The Question In The Sky: Can DBS Fly?

What looked like one of cable’s biggest threats, the delivery of tv signals direct to satellite dishes in U.S. homes, is proving to be a dud.

With most Americans already overwhelmed by programming choices on cable, promoters of direct-broadcast-satellite services mainly are targeting areas too expensive for cable to reach.

And now after years of blue-sky promises by a number of DBS entrepreneurs, the only operation now signing up subscribers – Primestar – is owned by nine of the largest cable operators in the country.

“We’re not going after cable subscribers,” concurs Ted Livingston, senior v.p. of Continental Cablevision, the fourth-largest cable MSO and one of the Primestar owners. “We regard this new service as an opportunity to deliver video programming to areas not currently reached by cable.” The service consists of seven superstations and three pay-per-view channels.

But while Primestar is up and running, the most elaborate of the planned DBS services, Sky Cable, is, for all intents and purposes, dead.

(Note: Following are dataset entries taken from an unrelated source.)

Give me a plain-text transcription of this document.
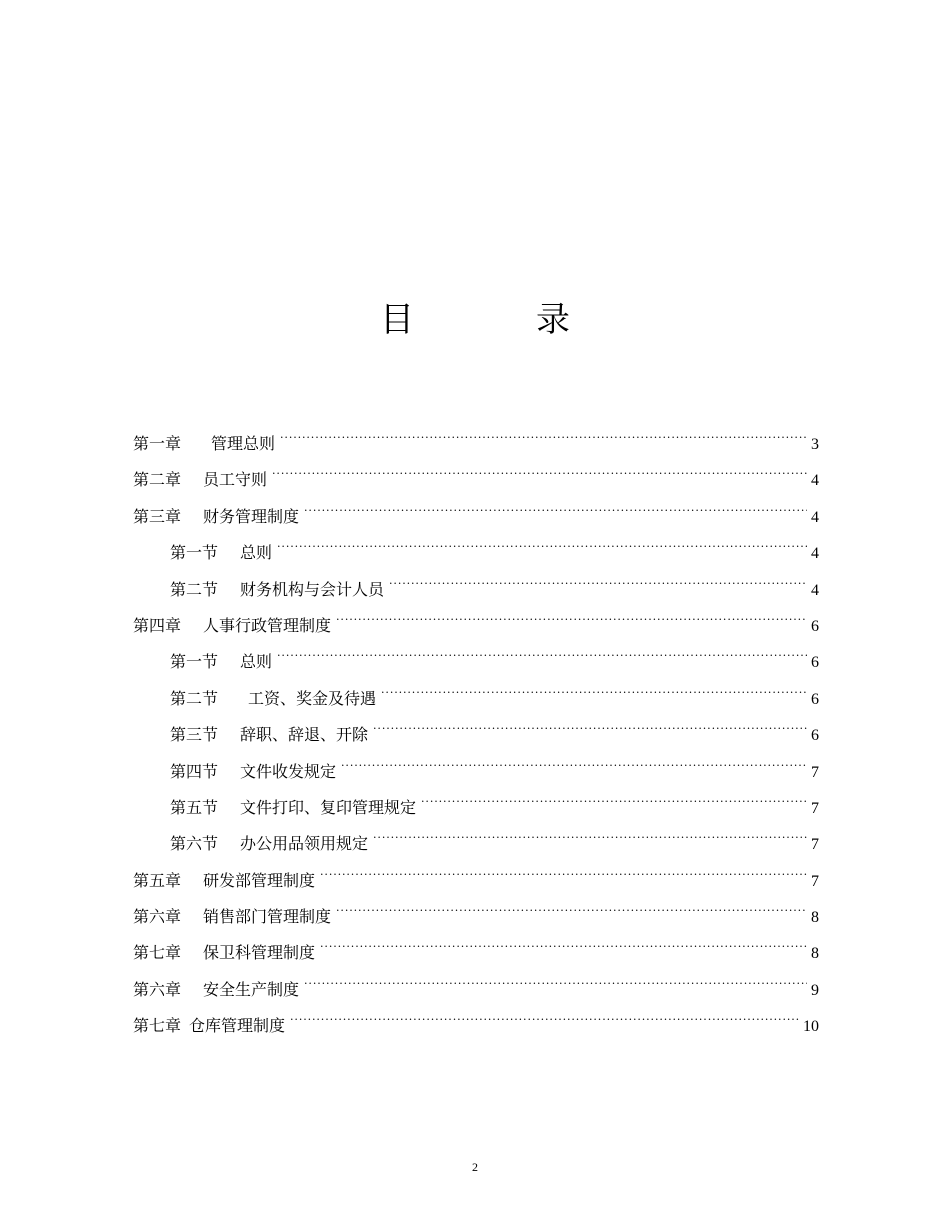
目　录
第一章 管理总则 .....	3
第二章 员工守则 .....	4
第三章 财务管理制度 .....	4
第一节 总则 .....	4
第二节 财务机构与会计人员 .....	4
第四章 人事行政管理制度 .....	6
第一节 总则 .....	6
第二节 工资、奖金及待遇 .....	6
第三节 辞职、辞退、开除 .....	6
第四节 文件收发规定 .....	7
第五节 文件打印、复印管理规定 .....	7
第六节 办公用品领用规定 .....	7
第五章 研发部管理制度 .....	7
第六章 销售部门管理制度 .....	8
第七章 保卫科管理制度 .....	8
第六章 安全生产制度 .....	9
第七章 仓库管理制度 .....	10
2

Its partners – Rupert Murdoch’s News Corp., NBC, Cablevision Systems and Hughes Communications – announced it with great fanfare on Feb. 21, 1990, as a potential $1 billion investment. But Sky Cable “is now in limbo: It’s not going to happen,” says a source who requested anonymity.

The only other DBS service in the market, privately funded Skypix, has yet to set a launch. It plans to transmit 80 channels of programming, 60 of them dedicated to p-p-v theatrical pics and 16 set aside as an optional package of 10 superstations and six basic-cable nets. (Four others would be service channels.)

The 16 optional channels would cost the subscriber a monthly package fee of $12.95, but Skypix has yet to announce any cable network deals.

Skypix may have trouble signing more desirable basic-cable nets because cable operators usually insist on exclusive deals. As John Bringenberg, manager of strategic planning for the largest cable operator, TCI, puts it, “We’ve invested lots of money in basic-cable services and we shouldn’t be mandated by government to sell them to third parties,” particularly DBS delivery systems that try to lure subscribers from cable.

A total of 17 movie companies have agreed to make their pictures available to Skypix, including Disney, Paramount, Universal, Columbia/Tri-Star, Orion and MGM/UA, at least in part because they like the flexibility of 60 channels. Such ease of scheduling would make big-grossing new movies available every 30 minutes in a 24-hour period.

This would take advantage of viewer impulse buying, which many of the major studios say is the key to p-p-v success, but which tends to be squelched by the rigid scheduling formats of such existing p-p-v networks as Request and Viewer’s Choice.

Partly for that reason, Harry Bernstein, head of programming for Skypix, says, “We’re not trying to take on cable. Since pay-per-view movies are the heart of the service and where we’re going to make our money, Skypix will be more analogous to a videostore than to a cable system.”

Skypix’ game plan is to transmit 80 channels to subscribers who’ve bought the hardware (compact satellite-receive antennas and decoders that will cost $699 retail) this summer. By the end of the first year, Skypix hopes to have 750,000 subscribers on board, according to Bernstein.

Meanwhile, Primestar is off to a tentative start in 38 U.S. communities, each tied to a cable system operated by one of the nine MSOs that own the service.

Dave Born, director of new business development at United Artists Entertainment’s western division, says UA has begun “a quiet launch” in Colorado communities of Aspen and Greeley, with “no promotional support and little word of mouth.” Only 14 homes have subscribed so far, but “we’re going slow by design so we can experiment with things like pricing, billing and customer service,” he says. Most MSOs didn’t begin signing subscribers until November 1990.

Because Primestar offers only 10 channels, it “will never be a serious threat to cable,” Born continues. And cable subscribers with access to a couple dozen basic-cable channels are not likely to bail out of cable in favor of something as limited as Primestar, particularly since satellite dish installation will run as high as $600. (There also is a monthly fee between $20 and $35, and a charge for p-p-v pics.)

Jim Heyworth, president and CEO of Viewer’s Choice, which is supplying two of the three p-p-v channels to Primestar (Request TV, the other dominant p-p-v distributor, is programming the third), says, “Even though our focus is cable, we look on Primestar as a [potentially] important retailer.”

“Our deal with Primestar is the same kind of a deal we’d do with a cable system,” says Lloyd Werner, president of Request TV. Primestar, he says, agrees to accept the uniform schedule that Request puts together for all of its outlets. Then Primestar negotiates directly with the movie companies for the films.

Request’s compensation comes from the fees it charges the studios for serving as the transmission belt to the retailer.

Primestar didn’t have to get the permission of the seven superstations it’s retransmitting. But by law it pays a Copyright Royalty Tribunal 12¢ a month per subscriber.

The nine MSOs that own Primestar are: AT&C, Comcast, Continental, Cox, Newhouse, TCI, UA, Viacom and Warner Cable. The tenth owner is the satellite company GE Americom.